Sara asintió, aunque, a decir verdad, no estaba segura.

– ¿Lo sabes?

– Sí, mamá -contestó Sara.

– Bien -dijo Cathy, poniéndose más crema en la mano-. Ahora ve a hablar con tu padre.

Sara besó a Tessa y a su madre antes de salir. Vio a su padre al extremo del pasillo, junto a la ventana, contemplando el tráfico igual que había hecho ella en la habitación de Tessa. Eddie aún tenía los hombros encorvados, pero su camiseta blanca descolorida y sus tejanos gastados le hacían inconfundible. A veces, Sara se parecía tanto a su padre que eso la asustaba.

– Hola, papá -dijo.

Él no se volvió, pero Sara percibió su dolor con la misma claridad con que sentía el frío entrando por la ventana. Eddie Linton era un hombre al que definía su familia. Su mujer y sus hijas eran su mundo, y Sara había estado tan metida en su propio sufrimiento que apenas se había dado cuenta de lo que había soportado su padre. Había trabajado muy duro para construir un hogar seguro y feliz para sus hijas. Si Eddie se había mostrado reservado con Sara durante toda la semana no había sido porque la culpara, sino porque se culpaba a sí mismo.

Eddie señaló la ventana.

– ¿Has visto cómo cambia la rueda ese tío?
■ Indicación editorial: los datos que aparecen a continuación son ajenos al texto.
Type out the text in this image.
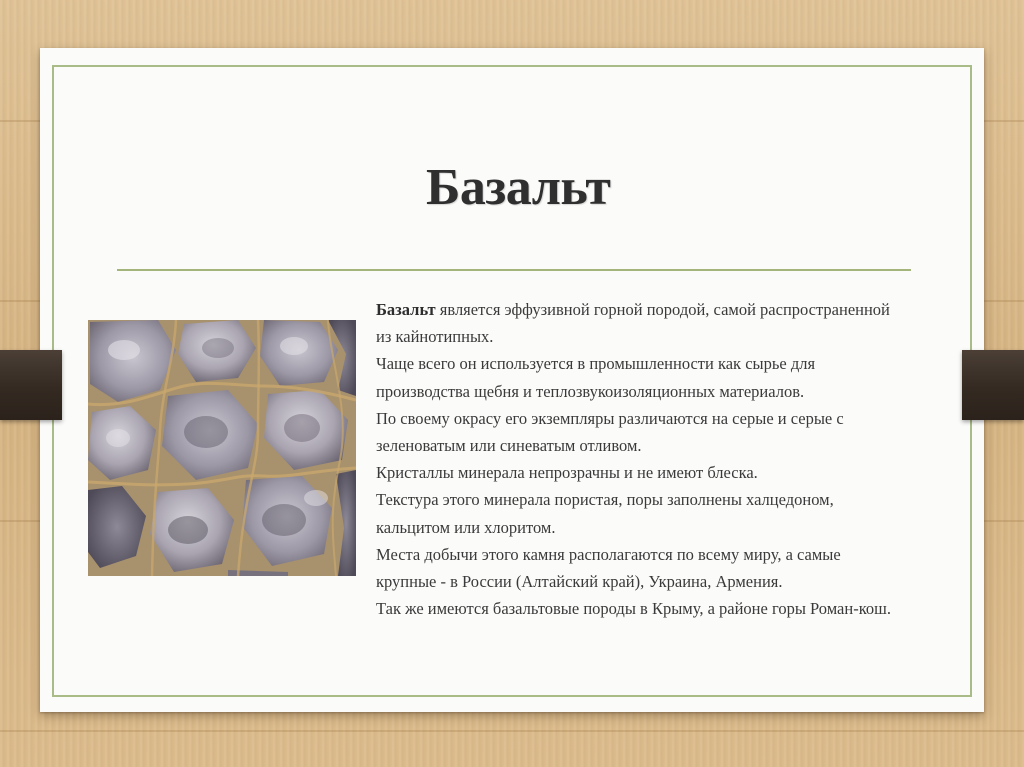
Базальт

Базальт является эффузивной горной породой, самой распространенной из кайнотипных.

Чаще всего он используется в промышленности как сырье для производства щебня и теплозвукоизоляционных материалов.

По своему окрасу его экземпляры различаются на серые и серые с зеленоватым или синеватым отливом.

Кристаллы минерала непрозрачны и не имеют блеска.

Текстура этого минерала пористая, поры заполнены халцедоном, кальцитом или хлоритом.

Места добычи этого камня располагаются по всему миру, а самые крупные - в России (Алтайский край), Украина, Армения.

Так же имеются базальтовые породы в Крыму, а районе горы Роман-кош.
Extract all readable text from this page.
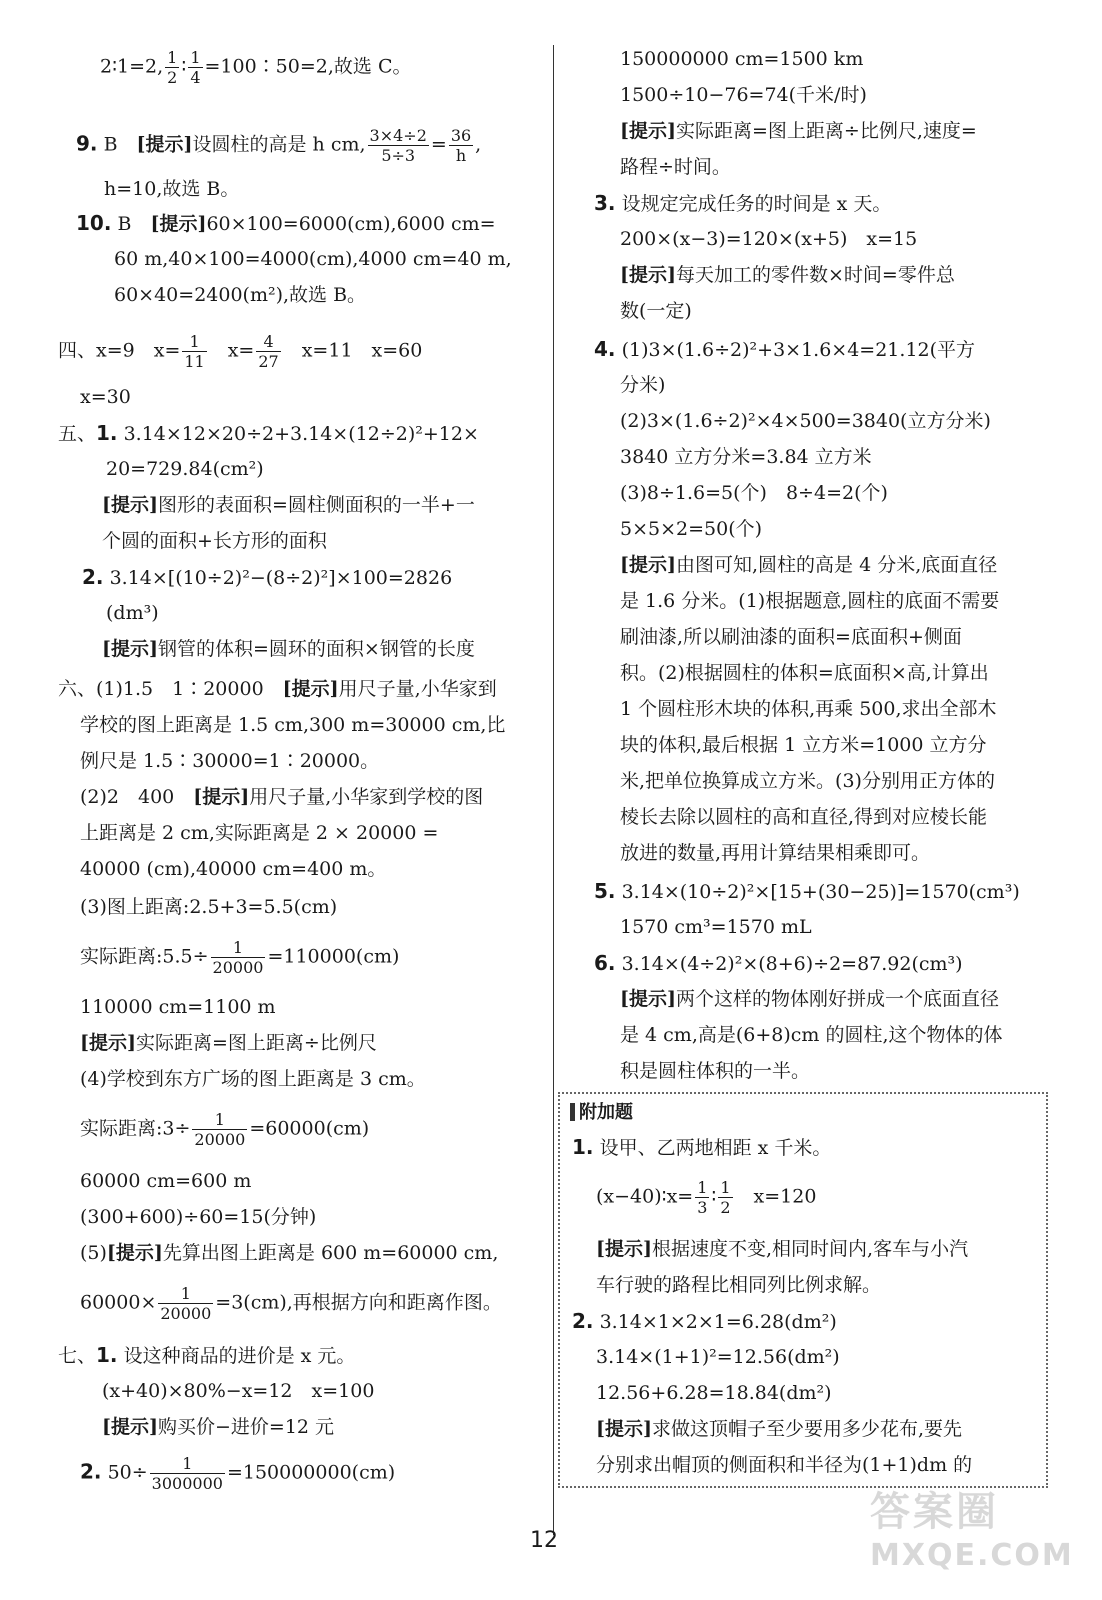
2∶1=2, $\frac{1}{2}$ ∶ $\frac{1}{4}$ =100∶50=2,故选 C。
9. B　[提示]设圆柱的高是 h cm, $\frac{3\times 4\div 2}{5\div 3} = \frac{36}{h}$ ,
h=10,故选 B。
10. B　[提示]60×100=6000(cm),6000 cm=
60 m,40×100=4000(cm),4000 cm=40 m,
60×40=2400(m²),故选 B。
四、x=9　$x= \frac{1}{11}$ 　$x= \frac{4}{27}$ 　x=11　x=60
x=30
五、1. 3.14×12×20÷2+3.14×(12÷2)²+12×
20=729.84(cm²)
[提示]图形的表面积=圆柱侧面积的一半+一
个圆的面积+长方形的面积
2. 3.14×[(10÷2)²−(8÷2)²]×100=2826
(dm³)
[提示]钢管的体积=圆环的面积×钢管的长度
六、(1)1.5　1∶20000　[提示]用尺子量,小华家到
学校的图上距离是 1.5 cm,300 m=30000 cm,比
例尺是 1.5∶30000=1∶20000。
(2)2　400　[提示]用尺子量,小华家到学校的图
上距离是 2 cm,实际距离是 2 × 20000 =
40000 (cm),40000 cm=400 m。
(3)图上距离:2.5+3=5.5(cm)
实际距离:5.5÷ $\frac{1}{20000} =110000(cm)$
110000 cm=1100 m
[提示]实际距离=图上距离÷比例尺
(4)学校到东方广场的图上距离是 3 cm。
实际距离:3÷ $\frac{1}{20000} =60000(cm)$
60000 cm=600 m
(300+600)÷60=15(分钟)
(5)[提示]先算出图上距离是 600 m=60000 cm,
$60000\times \frac{1}{20000} =3(cm)$,再根据方向和距离作图。
七、1. 设这种商品的进价是 x 元。
(x+40)×80%−x=12　x=100
[提示]购买价−进价=12 元
2. $50\div \frac{1}{3000000} =150000000(cm)$
150000000 cm=1500 km
1500÷10−76=74(千米/时)
[提示]实际距离=图上距离÷比例尺,速度=
路程÷时间。
3. 设规定完成任务的时间是 x 天。
200×(x−3)=120×(x+5)　x=15
[提示]每天加工的零件数×时间=零件总
数(一定)
4. (1)3×(1.6÷2)²+3×1.6×4=21.12(平方
分米)
(2)3×(1.6÷2)²×4×500=3840(立方分米)
3840 立方分米=3.84 立方米
(3)8÷1.6=5(个)　8÷4=2(个)
5×5×2=50(个)
[提示]由图可知,圆柱的高是 4 分米,底面直径
是 1.6 分米。(1)根据题意,圆柱的底面不需要
刷油漆,所以刷油漆的面积=底面积+侧面
积。(2)根据圆柱的体积=底面积×高,计算出
1 个圆柱形木块的体积,再乘 500,求出全部木
块的体积,最后根据 1 立方米=1000 立方分
米,把单位换算成立方米。(3)分别用正方体的
棱长去除以圆柱的高和直径,得到对应棱长能
放进的数量,再用计算结果相乘即可。
5. 3.14×(10÷2)²×[15+(30−25)]=1570(cm³)
1570 cm³=1570 mL
6. 3.14×(4÷2)²×(8+6)÷2=87.92(cm³)
[提示]两个这样的物体刚好拼成一个底面直径
是 4 cm,高是(6+8)cm 的圆柱,这个物体的体
积是圆柱体积的一半。
附加题
1. 设甲、乙两地相距 x 千米。
(x−40)∶x= $\frac{1}{3}$ ∶ $\frac{1}{2}$ 　x=120
[提示]根据速度不变,相同时间内,客车与小汽
车行驶的路程比相同列比例求解。
2. 3.14×1×2×1=6.28(dm²)
3.14×(1+1)²=12.56(dm²)
12.56+6.28=18.84(dm²)
[提示]求做这顶帽子至少要用多少花布,要先
分别求出帽顶的侧面积和半径为(1+1)dm 的
12
答案圈
MXQE.COM
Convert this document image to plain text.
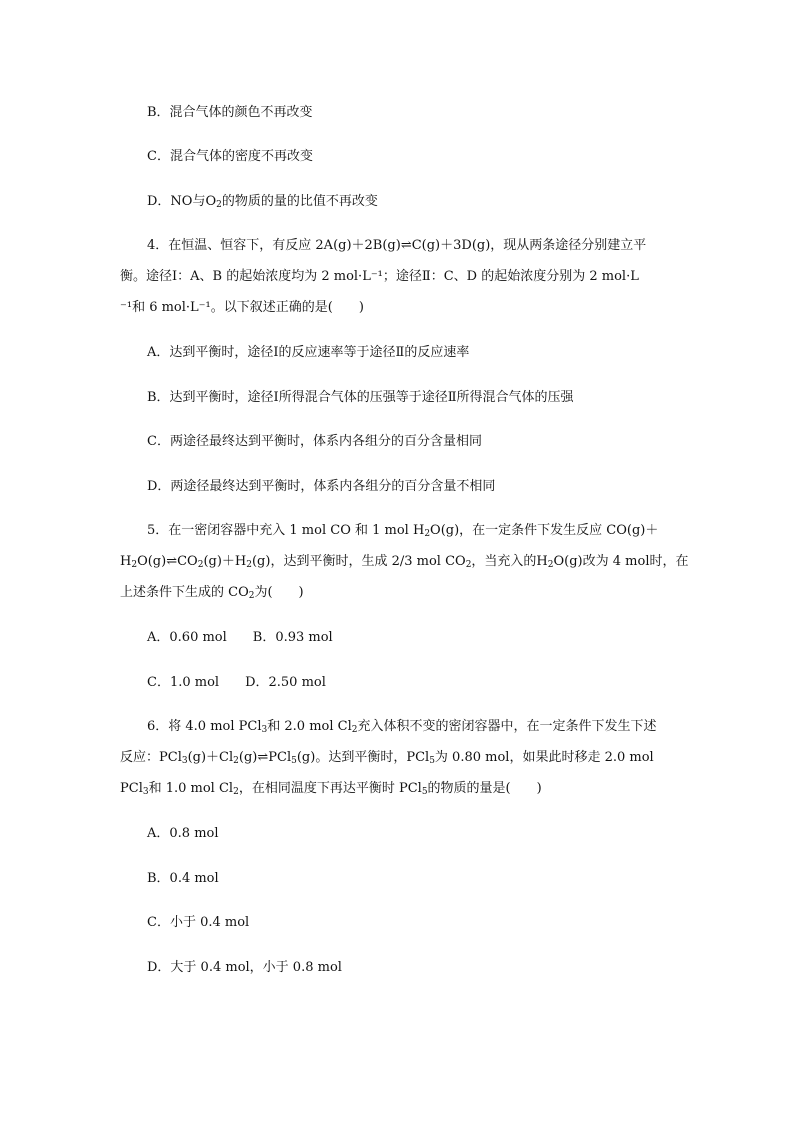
B．混合气体的颜色不再改变
C．混合气体的密度不再改变
D．NO与$O_2$的物质的量的比值不再改变
4．在恒温、恒容下，有反应 2A(g)＋2B(g)⇌C(g)＋3D(g)，现从两条途径分别建立平
衡。途径Ⅰ：A、B 的起始浓度均为 2 mol·L⁻¹；途径Ⅱ：C、D 的起始浓度分别为 2 mol·L
⁻¹和 6 mol·L⁻¹。以下叙述正确的是(　　)
A．达到平衡时，途径Ⅰ的反应速率等于途径Ⅱ的反应速率
B．达到平衡时，途径Ⅰ所得混合气体的压强等于途径Ⅱ所得混合气体的压强
C．两途径最终达到平衡时，体系内各组分的百分含量相同
D．两途径最终达到平衡时，体系内各组分的百分含量不相同
5．在一密闭容器中充入 1 mol CO 和 1 mol $H_2O(g)$，在一定条件下发生反应 CO(g)＋
$H_2O(g)\rightleftharpoons CO_2(g)+H_2(g)$，达到平衡时，生成 2/3 mol $CO_2$，当充入的$H_2O(g)$改为 4 mol时，在
上述条件下生成的 $CO_2$为(　　)
A．0.60 mol　　B．0.93 mol
C．1.0 mol　　D．2.50 mol
6．将 4.0 mol PCl$_3$和 2.0 mol $Cl_2$充入体积不变的密闭容器中，在一定条件下发生下述
反应：$PCl_3(g)+Cl_2(g)\rightleftharpoons PCl_5(g)$。达到平衡时，PCl$_5$为 0.80 mol，如果此时移走 2.0 mol
PCl$_3$和 1.0 mol $Cl_2$，在相同温度下再达平衡时 PCl$_5$的物质的量是(　　)
A．0.8 mol
B．0.4 mol
C．小于 0.4 mol
D．大于 0.4 mol，小于 0.8 mol
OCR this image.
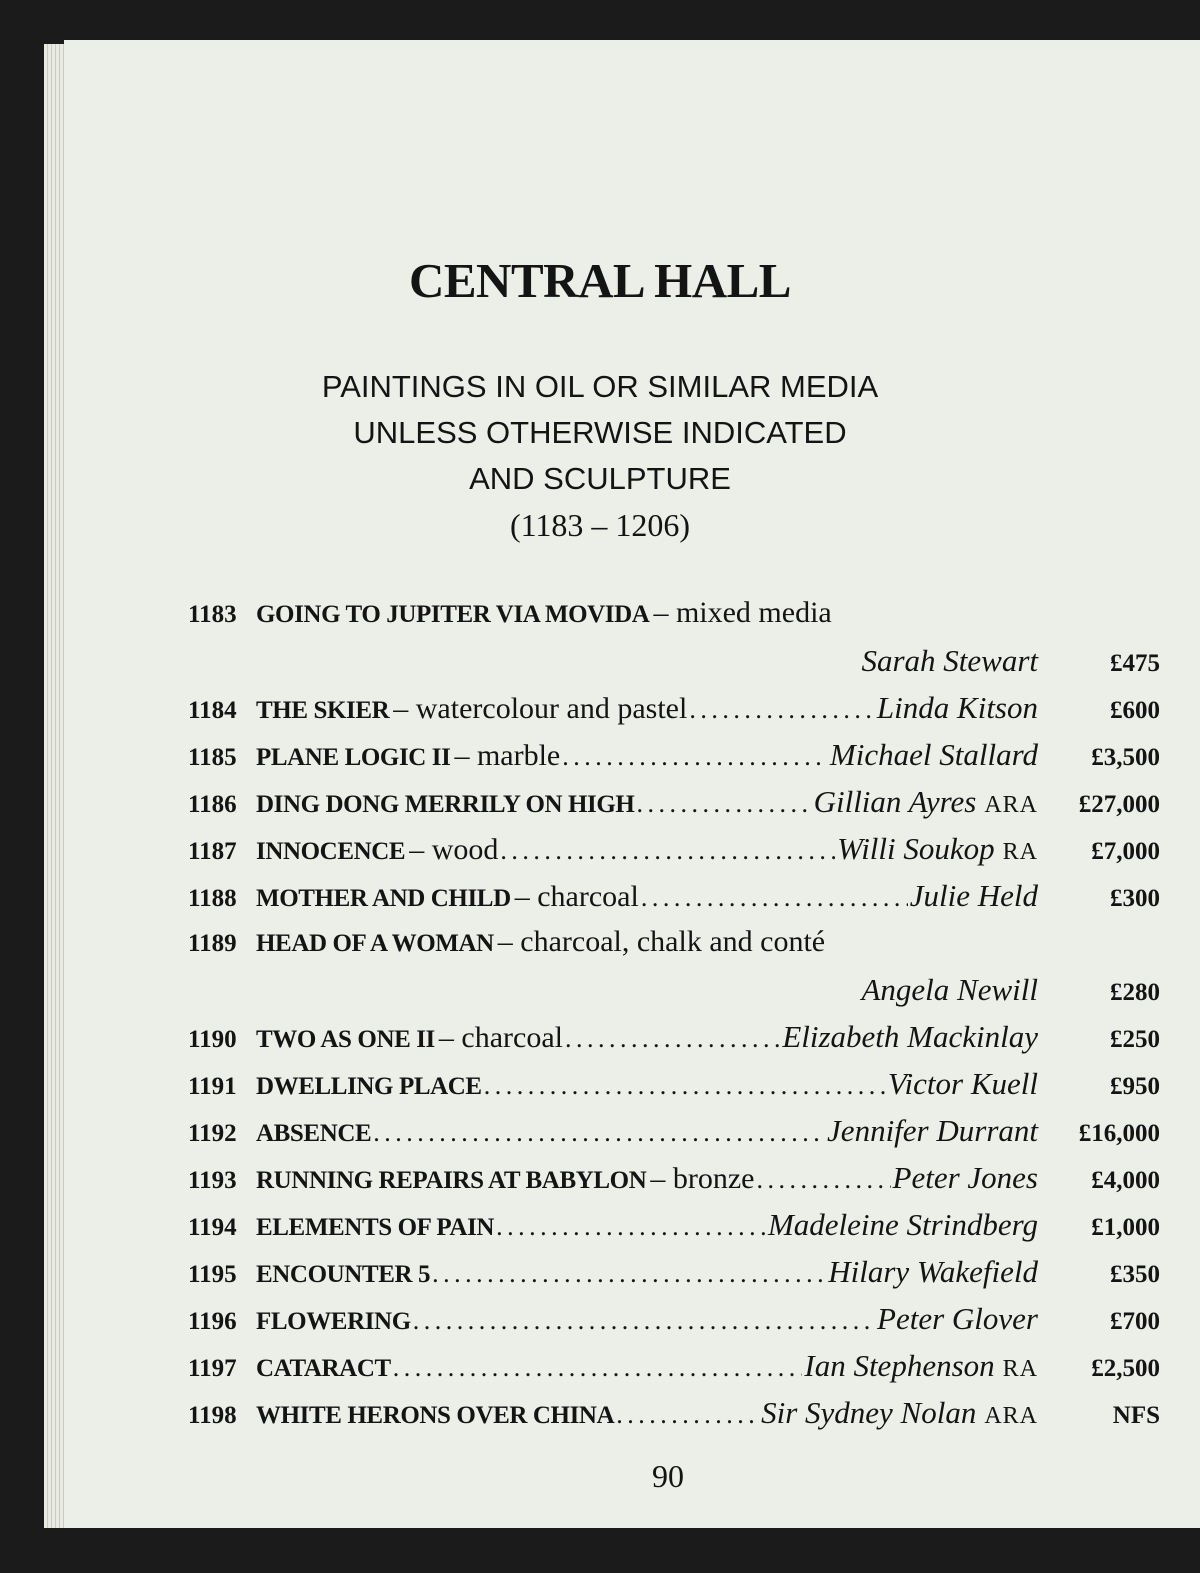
CENTRAL HALL
PAINTINGS IN OIL OR SIMILAR MEDIA
UNLESS OTHERWISE INDICATED
AND SCULPTURE
(1183 – 1206)
1183 GOING TO JUPITER VIA MOVIDA – mixed media
Sarah Stewart	£475
1184 THE SKIER – watercolour and pastel . . .	Linda Kitson	£600
1185 PLANE LOGIC II – marble . . .	Michael Stallard	£3,500
1186 DING DONG MERRILY ON HIGH . . .	Gillian Ayres ARA	£27,000
1187 INNOCENCE – wood . . .	Willi Soukop RA	£7,000
1188 MOTHER AND CHILD – charcoal . . .	Julie Held	£300
1189 HEAD OF A WOMAN – charcoal, chalk and conté
Angela Newill	£280
1190 TWO AS ONE II – charcoal . . .	Elizabeth Mackinlay	£250
1191 DWELLING PLACE . . .	Victor Kuell	£950
1192 ABSENCE . . .	Jennifer Durrant	£16,000
1193 RUNNING REPAIRS AT BABYLON – bronze . . .	Peter Jones	£4,000
1194 ELEMENTS OF PAIN . . .	Madeleine Strindberg	£1,000
1195 ENCOUNTER 5 . . .	Hilary Wakefield	£350
1196 FLOWERING . . .	Peter Glover	£700
1197 CATARACT . . .	Ian Stephenson RA	£2,500
1198 WHITE HERONS OVER CHINA . . .	Sir Sydney Nolan ARA	NFS
90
Sara vio una furgoneta de un vivo color amarillo verdoso, una de las brigadas de emergencias que el ayuntamiento de Atlanta había contratado para impedir los atascos de tráfico. Iban equipados con ruedas de recambio, y si te quedabas parado a un lado de la carretera te daban un empujón o un galón de gasolina gratis. En una ciudad donde el trayecto medio entre el domicilio y el trabajo podía llegar a las dos horas y era legal llevar un arma en la guantera, era una buena manera de gastar el dinero de los contribuyentes.

– ¿El de la furgoneta? -preguntó Sara.

– No te cobran por eso. Ni un centavo.

– Pues vaya.

– Ajá. -Eddie exhaló largamente-. ¿Tessie aún duerme?

– Sí.

– ¿Jeffrey está de camino?

– Si no quieres que…

– No -la interrumpió Eddie, terminante-. Debe estar aquí.

Sara sintió que le quitaban un peso de encima.

– Mamá y yo estábamos recordando aquella vez que se fue en coche a Florida a buscar a Tess.

– Le dije que no se llevara ese maldito coche a Florida.

Sara contempló el tráfico y ocultó su sonrisa.

Eddie se aclaró la garganta más veces de las necesarias, como si aún no tuviera toda la atención de Sara.

– Un tipo entra en un bar con un gato enorme encima del hombro.

– Vaaaale… -dijo Sara alargando la palabra.

– Y el camarero le dice: «¿Cómo se llama su gato?». -Eddie hizo una pausa-. El tipo dice: «Nino». El camarero se rasca la cabeza. -Eddie se rascó la cabeza-. Y dice: «¿Por qué le llama Nino?». -Eddie hizo una pausa dramática-. Y el tipo dice: «Porque es mi nino».

Sara repitió el final varias veces en voz alta antes de pillarlo. Se echó a reír tan fuerte que le saltaron las lágrimas.

Eddie sonrió, y se le iluminó la cara, como si la risa de su hija le llenara de alegría.

– Dios mío, papá -dijo Sara, secándose las lágrimas y todavía riendo-. Es el peor chiste que he oído nunca.

– Sí -admitió Eddie, echándole un brazo por los hombros y atrayéndola hacia sí-. Ha sido bastante malo.